As Nigeria’s imports of pharmaceutical products are relatively low compared to other BRICS-MINT countries, the percentage savings are only marginal when expressed in per cent of the country’s overall spending on healthcare as well as medicines and out of pocket spending.
Turkey
The government of Turkey does not impose tariffs on imported pharmaceuticals. In 2016, Turkey imported pharmaceutical products worth 2.6bn USD. The total financial burden imposed on Turkish consumers of medicines amounts up to 291mn USD when border compliance and documentation inefficiencies are taken into consideration. For Turkey, the compounding effect amounts to 11.1 per cent of the import value of a pharmaceutical product (high mark-ups, reduction in trade facilitation inefficiencies). In other words, Turkish consumers currently have to pay a premium of up to 11.1 per cent of the import value of a medicine product due to costs resulting from inefficiencies in border compliance procedures and documentation requirements.
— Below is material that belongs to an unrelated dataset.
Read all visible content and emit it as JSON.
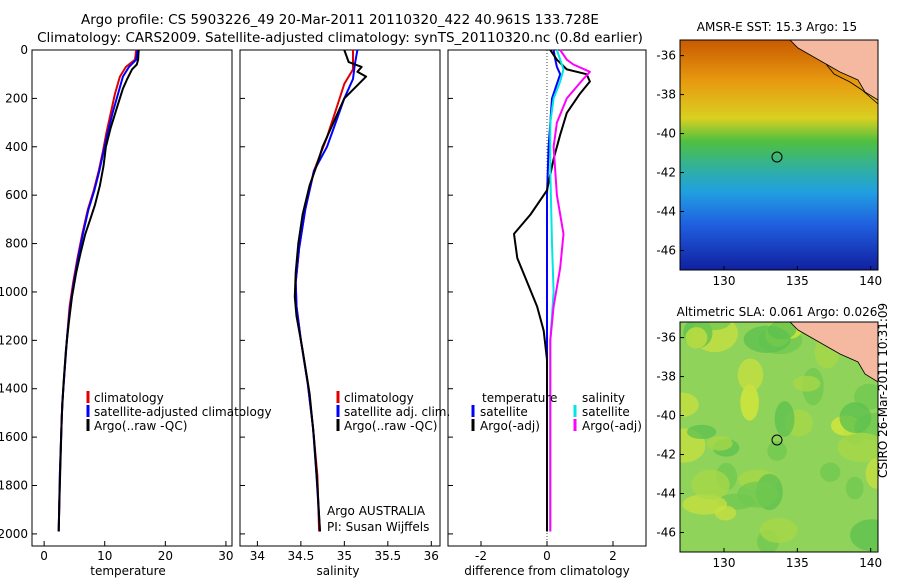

Compared to a regime of more efficient trade facilitation procedures, consumers in Turkey currently pay a premium ranging from 0.03 USD (low mark-ups) and 0.06 USD (high mark-ups) on a medicine product that is initially exported at a price of 0.50 USD. For medicines sold at 100 USD per unit at the border, Turkish consumers currently pay a premium ranging from 5.47 USD to 11.14 USD per unit.
The potential savings that would result from a reduction of existing inefficiencies in trade facilitation procedures amount up to 0.7 per cent of Turkey’s total annual healthcare expenditure in 2014 (based on WHO data), 2.8 per cent of Turkey’s total annual spending on medicines (based on IMS 2014b projections for 2018) and 15.7 per cent of total out of pocket spending on medicine.
The total financial burden imposed on both government and private consumers of pharmaceutical products amounts up to 3.66 USD per capita. The Turkish government spends up to 2.60 USD more per capita when border facilitation inefficiencies are taken into consideration. In other words, given that the Turkish government accounts for 71 per cent of total Turkish healthcare expenditure (WHO data), the net loss of the Turkish government amounts up to 2.60 USD per capita or 207mn USD per year (as several exemptions apply for sales taxes and government(-mediated) purchases of pharmaceutical products, government revenues from sales taxes have not been taken into consideration). Given that private household expenditure on healthcare accounts for 29 per cent of total healthcare expenditure Turkey (WHO data), the average financial burden on Turkish consumers amounts up to 0.75 USD per capita and 2.90 USD per household respectively.